Vector tools (mcp-memory-vec only)

  • vector_upsert_embedding — attach/replace an embedding on an existing entity
  • vector_search_entities — top-K nearest entities by vector similarity (optional type filter)
  • vector_delete_embedding — remove an entity's embedding (entity is kept)
  • hybrid_search — vector + FTS5 fused by RRF, optional graph-centrality boost
  • vector_refresh_graph_cache — rebuild the petgraph adjacency cache from relations
  • vector_store_stats — embedding count, dimension, index/graph sizes

Architecture

main.rs / vec_main.rs
  ├── run_stdio()  — newline-delimited JSON-RPC over stdio
  ├── run_tcp()    — same framing, concurrent connections
  └── run_http()   — MCP Streamable HTTP (axum, POST/GET /mcp)
        └── process_request()
              ├── "initialize"      → protocol version + capabilities
              ├── "tools/list"      → cached tool list
              ├── "tools/call"      → dispatch to handler by name
              ├── "ping"            → null
              └── "notifications/…" → no reply

All transports share the transport-agnostic dispatch core (dispatch_line() / dispatch_http_body()).

Concurrency & locking

  • GraphHandle uses parking_lot::Mutex for the writer connection and caches; a read-only connection pool serves concurrent reads under WAL.
  • The VectorStore uses DashMap for name↔ID maps and an RwLock over the petgraph cache; the usearch index is internally synchronized.
  • Heavy dispatch (graph lock + optional fsync) is offloaded to tokio::task::spawn_blocking to keep the reactor responsive.
  • TCP connections are capped at 128 concurrent.

Request size limits

Parameter Limit
Max request body 16 MB
Name max bytes 1,024
Observation max bytes 65,536
Max entities / relations / observations / names per request 1,000
Max search limit 1,000
Max neighbor depth 16
Max find_all_paths depth / results 10 / 100
Max embedding dimensions (vec) 4,096
Max topK (vec) 100

Development

cargo test                       # 100+ unit + integration tests
cargo clippy                     # lint (lib + binaries)
cargo build --release            # LTO + fat, opt-level 3
cargo run --release --bin bench  # standalone benchmark

The test suite covers protocol handling, all tool handlers, CRUD/search/path persistence, concurrency, fuzzy invariant checks, and — for the vector server — end-to-end stdio tool flows, input validation, the tunable index config, and HTTP bearer-token authentication.

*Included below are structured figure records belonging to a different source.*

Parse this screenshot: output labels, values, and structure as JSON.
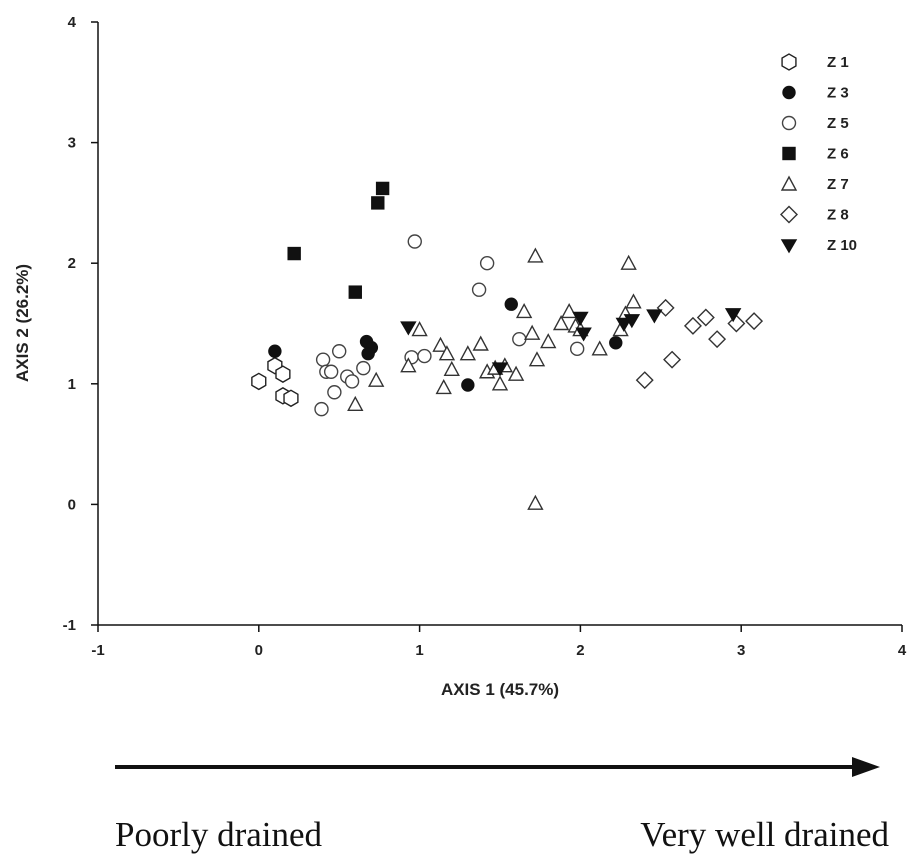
{
  "chart_data": {
    "type": "scatter",
    "xlabel": "AXIS 1 (45.7%)",
    "ylabel": "AXIS 2 (26.2%)",
    "xlim": [
      -1,
      4
    ],
    "ylim": [
      -1,
      4
    ],
    "x_ticks": [
      -1,
      0,
      1,
      2,
      3,
      4
    ],
    "y_ticks": [
      -1,
      0,
      1,
      2,
      3,
      4
    ],
    "grid": false,
    "legend_position": "top-right",
    "series": [
      {
        "name": "Z 1",
        "marker": "hexagon-open",
        "color": "#222222",
        "points": [
          [
            0.0,
            1.02
          ],
          [
            0.1,
            1.15
          ],
          [
            0.15,
            1.08
          ],
          [
            0.15,
            0.9
          ],
          [
            0.2,
            0.88
          ]
        ]
      },
      {
        "name": "Z 3",
        "marker": "circle-filled",
        "color": "#111111",
        "points": [
          [
            0.1,
            1.27
          ],
          [
            0.67,
            1.35
          ],
          [
            0.7,
            1.3
          ],
          [
            0.68,
            1.25
          ],
          [
            1.3,
            0.99
          ],
          [
            1.57,
            1.66
          ],
          [
            2.22,
            1.34
          ]
        ]
      },
      {
        "name": "Z 5",
        "marker": "circle-open",
        "color": "#444444",
        "points": [
          [
            0.4,
            1.2
          ],
          [
            0.42,
            1.1
          ],
          [
            0.45,
            1.1
          ],
          [
            0.5,
            1.27
          ],
          [
            0.55,
            1.06
          ],
          [
            0.58,
            1.02
          ],
          [
            0.65,
            1.13
          ],
          [
            0.47,
            0.93
          ],
          [
            0.39,
            0.79
          ],
          [
            0.97,
            2.18
          ],
          [
            1.42,
            2.0
          ],
          [
            1.37,
            1.78
          ],
          [
            0.95,
            1.22
          ],
          [
            1.03,
            1.23
          ],
          [
            1.62,
            1.37
          ],
          [
            1.98,
            1.29
          ]
        ]
      },
      {
        "name": "Z 6",
        "marker": "square-filled",
        "color": "#111111",
        "points": [
          [
            0.22,
            2.08
          ],
          [
            0.6,
            1.76
          ],
          [
            0.74,
            2.5
          ],
          [
            0.77,
            2.62
          ]
        ]
      },
      {
        "name": "Z 7",
        "marker": "triangle-open",
        "color": "#333333",
        "points": [
          [
            0.6,
            0.83
          ],
          [
            0.73,
            1.03
          ],
          [
            0.93,
            1.15
          ],
          [
            1.0,
            1.45
          ],
          [
            1.13,
            1.32
          ],
          [
            1.17,
            1.25
          ],
          [
            1.15,
            0.97
          ],
          [
            1.2,
            1.12
          ],
          [
            1.3,
            1.25
          ],
          [
            1.38,
            1.33
          ],
          [
            1.42,
            1.1
          ],
          [
            1.47,
            1.13
          ],
          [
            1.5,
            1.0
          ],
          [
            1.53,
            1.15
          ],
          [
            1.6,
            1.08
          ],
          [
            1.65,
            1.6
          ],
          [
            1.7,
            1.42
          ],
          [
            1.73,
            1.2
          ],
          [
            1.72,
            2.06
          ],
          [
            1.72,
            0.01
          ],
          [
            1.8,
            1.35
          ],
          [
            1.88,
            1.5
          ],
          [
            1.93,
            1.6
          ],
          [
            1.97,
            1.48
          ],
          [
            2.0,
            1.45
          ],
          [
            2.12,
            1.29
          ],
          [
            2.25,
            1.45
          ],
          [
            2.28,
            1.58
          ],
          [
            2.3,
            2.0
          ],
          [
            2.33,
            1.68
          ]
        ]
      },
      {
        "name": "Z 8",
        "marker": "diamond-open",
        "color": "#333333",
        "points": [
          [
            2.4,
            1.03
          ],
          [
            2.53,
            1.63
          ],
          [
            2.57,
            1.2
          ],
          [
            2.7,
            1.48
          ],
          [
            2.78,
            1.55
          ],
          [
            2.85,
            1.37
          ],
          [
            2.97,
            1.5
          ],
          [
            3.08,
            1.52
          ]
        ]
      },
      {
        "name": "Z 10",
        "marker": "triangle-down-filled",
        "color": "#111111",
        "points": [
          [
            0.93,
            1.47
          ],
          [
            1.5,
            1.13
          ],
          [
            2.0,
            1.55
          ],
          [
            2.02,
            1.42
          ],
          [
            2.27,
            1.5
          ],
          [
            2.32,
            1.53
          ],
          [
            2.46,
            1.57
          ],
          [
            2.95,
            1.58
          ]
        ]
      }
    ]
  },
  "footer": {
    "left_label": "Poorly drained",
    "right_label": "Very well drained"
  }
}
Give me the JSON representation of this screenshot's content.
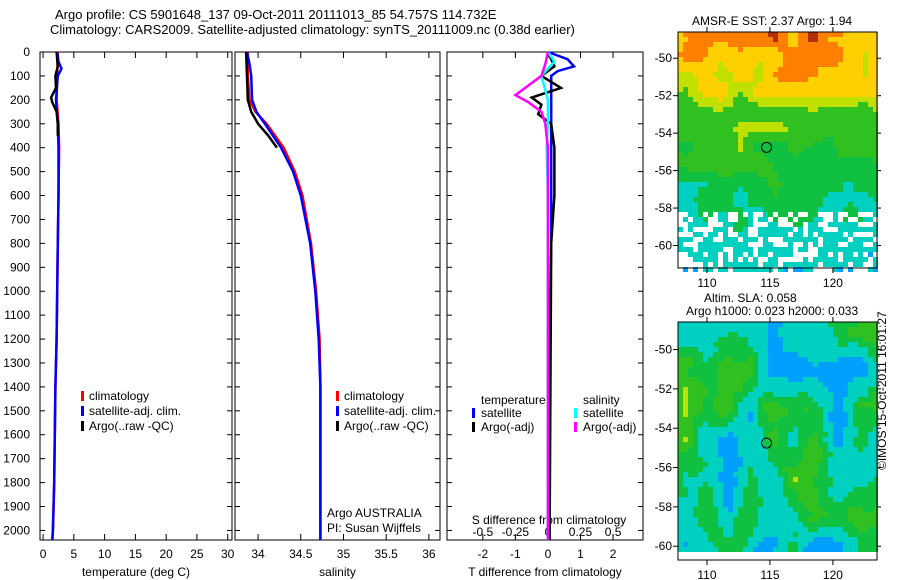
{
  "header": {
    "line1": "Argo profile: CS 5901648_137 09-Oct-2011 20111013_85 54.757S 114.732E",
    "line2": "Climatology: CARS2009. Satellite-adjusted climatology: synTS_20111009.nc (0.38d earlier)"
  },
  "colors": {
    "climatology": "#ff0000",
    "satellite": "#0000ff",
    "argo": "#000000",
    "sal_satellite": "#00ffff",
    "sal_argo": "#ff00ff"
  },
  "chart_data": [
    {
      "type": "line",
      "title": "",
      "xlabel": "temperature (deg C)",
      "ylabel": "",
      "xlim": [
        -0.5,
        30.7
      ],
      "ylim": [
        2040,
        0
      ],
      "xticks": [
        0,
        5,
        10,
        15,
        20,
        25,
        30
      ],
      "yticks": [
        0,
        100,
        200,
        300,
        400,
        500,
        600,
        700,
        800,
        900,
        1000,
        1100,
        1200,
        1300,
        1400,
        1500,
        1600,
        1700,
        1800,
        1900,
        2000
      ],
      "legend": [
        "climatology",
        "satellite-adj. clim.",
        "Argo(..raw -QC)"
      ],
      "legend_placement": "center-right",
      "series": [
        {
          "name": "climatology",
          "depth": [
            0,
            100,
            200,
            300,
            400,
            600,
            800,
            1000,
            1200,
            1400,
            1600,
            1800,
            2000,
            2040
          ],
          "values": [
            2.4,
            2.3,
            2.2,
            2.5,
            2.6,
            2.5,
            2.4,
            2.3,
            2.2,
            2.0,
            1.9,
            1.8,
            1.6,
            1.5
          ]
        },
        {
          "name": "satellite-adj. clim.",
          "depth": [
            0,
            40,
            70,
            100,
            200,
            300,
            400,
            600,
            800,
            1000,
            1200,
            1400,
            1600,
            1800,
            2000,
            2040
          ],
          "values": [
            2.3,
            2.5,
            3.0,
            2.4,
            2.1,
            2.4,
            2.5,
            2.5,
            2.4,
            2.3,
            2.2,
            2.0,
            1.9,
            1.8,
            1.6,
            1.5
          ]
        },
        {
          "name": "Argo(..raw -QC)",
          "depth": [
            0,
            60,
            100,
            150,
            190,
            210,
            250,
            300,
            350
          ],
          "values": [
            2.2,
            2.4,
            2.0,
            2.1,
            1.3,
            1.5,
            2.2,
            2.4,
            2.4
          ]
        }
      ]
    },
    {
      "type": "line",
      "xlabel": "salinity",
      "xlim": [
        33.73,
        36.13
      ],
      "ylim": [
        2040,
        0
      ],
      "xticks": [
        34,
        34.5,
        35,
        35.5,
        36
      ],
      "legend": [
        "climatology",
        "satellite-adj. clim.",
        "Argo(..raw -QC)"
      ],
      "legend_placement": "center-right",
      "annotation": {
        "line1": "Argo AUSTRALIA",
        "line2": "PI: Susan Wijffels"
      },
      "series": [
        {
          "name": "climatology",
          "depth": [
            0,
            100,
            200,
            250,
            300,
            400,
            500,
            600,
            800,
            1000,
            1200,
            1400,
            2040
          ],
          "values": [
            33.88,
            33.88,
            33.9,
            33.97,
            34.1,
            34.3,
            34.43,
            34.52,
            34.62,
            34.68,
            34.72,
            34.73,
            34.73
          ]
        },
        {
          "name": "satellite-adj. clim.",
          "depth": [
            0,
            50,
            100,
            200,
            250,
            300,
            400,
            500,
            600,
            800,
            1000,
            1200,
            1400,
            2040
          ],
          "values": [
            33.87,
            33.9,
            33.92,
            33.93,
            33.98,
            34.08,
            34.27,
            34.41,
            34.5,
            34.61,
            34.67,
            34.71,
            34.73,
            34.73
          ]
        },
        {
          "name": "Argo(..raw -QC)",
          "depth": [
            0,
            100,
            200,
            250,
            300,
            350,
            400
          ],
          "values": [
            33.86,
            33.87,
            33.88,
            33.92,
            34.0,
            34.12,
            34.22
          ]
        }
      ]
    },
    {
      "type": "line",
      "xlabel": "T difference from climatology",
      "x2label": "S difference from climatology",
      "xlim": [
        -3.1,
        2.92
      ],
      "x2lim": [
        -0.775,
        0.73
      ],
      "ylim": [
        2040,
        0
      ],
      "xticks": [
        -2,
        -1,
        0,
        1,
        2
      ],
      "x2ticks": [
        -0.5,
        -0.25,
        0,
        0.25,
        0.5
      ],
      "legend_groups": [
        {
          "title": "temperature",
          "items": [
            "satellite",
            "Argo(-adj)"
          ]
        },
        {
          "title": "salinity",
          "items": [
            "satellite",
            "Argo(-adj)"
          ]
        }
      ],
      "series": [
        {
          "name": "T satellite",
          "depth": [
            0,
            30,
            60,
            80,
            100,
            150,
            200,
            300,
            500,
            800,
            1200,
            2040
          ],
          "values": [
            0,
            0.6,
            0.8,
            0.3,
            0.1,
            0.1,
            0.1,
            0.1,
            0.1,
            0.1,
            0.05,
            0.05
          ]
        },
        {
          "name": "T Argo(-adj)",
          "depth": [
            0,
            60,
            100,
            150,
            190,
            220,
            260,
            300,
            400,
            600,
            800,
            2040
          ],
          "values": [
            0,
            0.2,
            -0.2,
            0.4,
            -0.5,
            -0.2,
            -0.3,
            0.1,
            0.2,
            0.2,
            0.1,
            0.05
          ]
        },
        {
          "name": "S satellite",
          "depth": [
            0,
            40,
            100,
            200,
            300,
            400,
            600,
            1000,
            2040
          ],
          "values": [
            0,
            0.05,
            -0.05,
            0.0,
            0.0,
            -0.01,
            0.0,
            0.0,
            0.0
          ]
        },
        {
          "name": "S Argo(-adj)",
          "depth": [
            0,
            50,
            100,
            180,
            210,
            250,
            300,
            400,
            600,
            1000,
            2040
          ],
          "values": [
            0,
            -0.02,
            -0.05,
            -0.25,
            -0.15,
            -0.05,
            -0.02,
            0.0,
            0.0,
            0.0,
            0.0
          ]
        }
      ]
    }
  ],
  "maps": [
    {
      "title": "AMSR-E SST: 2.37 Argo: 1.94",
      "xticks": [
        110,
        115,
        120
      ],
      "yticks": [
        -50,
        -52,
        -54,
        -56,
        -58,
        -60
      ],
      "lon": [
        107.7,
        123.5
      ],
      "lat": [
        -48.6,
        -61.2
      ],
      "marker": [
        114.732,
        -54.757
      ]
    },
    {
      "title1": "Altim. SLA: 0.058",
      "title2": "Argo h1000: 0.023 h2000: 0.033",
      "xticks": [
        110,
        115,
        120
      ],
      "yticks": [
        -50,
        -52,
        -54,
        -56,
        -58,
        -60
      ],
      "lon": [
        107.7,
        123.5
      ],
      "lat": [
        -48.6,
        -60.7
      ],
      "marker": [
        114.732,
        -54.757
      ]
    }
  ],
  "credit": "©IMOS 15-Oct-2011 16:01:27"
}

Versioning & compatibility

Follows Semantic Versioning. The current line is 3.x, targeting MCP revision 2025-11-25.

mcp-memory MCP revision (default) Negotiates
3.x 2025-11-25 2025-06-18, 2025-03-26, 2024-11-05
2.x 2025-11-25 2025-06-18, 2025-03-26, 2024-11-05
≤ 1.x 2024-11-05

License

Licensed under the Apache License, Version 2.0.